In the darkened offices of a tech startup, a handful of computer engineers sift through a mountain of intelligence data that would normally be the work of a small army of Indian security agents. "We use artificial intelligence (AI) to look for patterns in the past to predict future behavior," Tarun Wig said as he explained why he hoped his company Innefu can do more business with India's government. "Cyber-warfare isn't a movie, it's happening right now... We lost out on the industrial revolution; we lost out on the defense revolution, let's not lose out in the cyber revolution."
While other countries have long relied on AI to gather intelligence, India, sometimes seemingly addicted to paperwork, has continued to use agents to eyeball reams of data gathered over the years. It is a process that sucks up time and can often miss crucial information. India has been in three wars with its neighbors since independence and the target of numerous cross-border attacks, including in 2008 when Pakistan-based extremists killed more than 160 people in Mumbai. Now the threat from cyberattacks is growing and its vulnerability has been exposed.

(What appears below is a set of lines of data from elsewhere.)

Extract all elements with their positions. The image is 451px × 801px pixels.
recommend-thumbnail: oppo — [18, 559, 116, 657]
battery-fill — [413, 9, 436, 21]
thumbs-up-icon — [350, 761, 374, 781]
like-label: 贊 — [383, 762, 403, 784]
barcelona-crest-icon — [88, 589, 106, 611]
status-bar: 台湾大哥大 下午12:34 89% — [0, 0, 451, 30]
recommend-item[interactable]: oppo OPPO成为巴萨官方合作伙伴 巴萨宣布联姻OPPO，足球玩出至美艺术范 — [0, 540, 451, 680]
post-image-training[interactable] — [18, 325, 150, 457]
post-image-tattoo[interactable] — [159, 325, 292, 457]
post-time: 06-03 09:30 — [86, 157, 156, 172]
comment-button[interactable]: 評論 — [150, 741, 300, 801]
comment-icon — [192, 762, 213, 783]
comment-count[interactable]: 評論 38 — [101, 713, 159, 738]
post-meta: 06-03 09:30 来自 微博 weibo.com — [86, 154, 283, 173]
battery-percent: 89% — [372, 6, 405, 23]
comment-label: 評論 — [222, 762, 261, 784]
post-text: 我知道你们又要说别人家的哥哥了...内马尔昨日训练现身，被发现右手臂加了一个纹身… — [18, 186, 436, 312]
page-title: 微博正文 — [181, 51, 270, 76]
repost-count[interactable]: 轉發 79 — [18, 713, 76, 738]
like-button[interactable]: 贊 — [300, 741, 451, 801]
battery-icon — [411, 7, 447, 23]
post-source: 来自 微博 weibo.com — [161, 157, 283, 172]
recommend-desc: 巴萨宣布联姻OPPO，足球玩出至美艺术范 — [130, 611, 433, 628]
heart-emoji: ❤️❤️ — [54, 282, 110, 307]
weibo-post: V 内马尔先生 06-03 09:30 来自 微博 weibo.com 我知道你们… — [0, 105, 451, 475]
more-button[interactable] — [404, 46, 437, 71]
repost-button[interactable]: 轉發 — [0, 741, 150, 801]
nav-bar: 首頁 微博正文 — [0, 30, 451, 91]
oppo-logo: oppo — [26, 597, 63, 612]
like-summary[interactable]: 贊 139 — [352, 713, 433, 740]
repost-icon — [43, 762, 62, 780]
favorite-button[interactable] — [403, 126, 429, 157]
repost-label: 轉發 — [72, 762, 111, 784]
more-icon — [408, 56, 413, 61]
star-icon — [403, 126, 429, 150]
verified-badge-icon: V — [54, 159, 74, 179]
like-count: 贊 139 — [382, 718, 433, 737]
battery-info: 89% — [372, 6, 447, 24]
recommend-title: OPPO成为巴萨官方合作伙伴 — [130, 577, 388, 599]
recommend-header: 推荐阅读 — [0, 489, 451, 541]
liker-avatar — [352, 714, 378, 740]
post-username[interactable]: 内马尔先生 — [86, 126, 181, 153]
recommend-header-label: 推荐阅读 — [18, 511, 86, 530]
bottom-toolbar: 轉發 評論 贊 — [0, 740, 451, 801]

Some 22,000 pages of data related to submarines that a French government-owned company was building for the Indian navy was leaked to the media last year. Innefu got a foot in the lucrative business of government contracts after resolving a thorny test case for a law enforcement agency that wanted to determine the background to an incident along one of India's borders. The agency handed over two CDs with about 1,500 intelligence documents, including social media snippets, such as posts on planned protests.
Innefu had to train the machine to read the agency's language, including abbreviations, and then began extracting information on what happened, who were the main players and how they interacted with each other. Its newest offering Prophecy is modelled on products made by Palantir Technologies, a private security firm whose founders include Paypal co-founder Peter Thiel and whose clientele include the CIA and FBI.
"Prophecy is like an octopus with multiple tentacles that pulls data from multiple places," Wig, the co-founder of Abhishek Sharma said. While the use of AI is commonplace elsewhere in Asia, it is still in its infancy in India.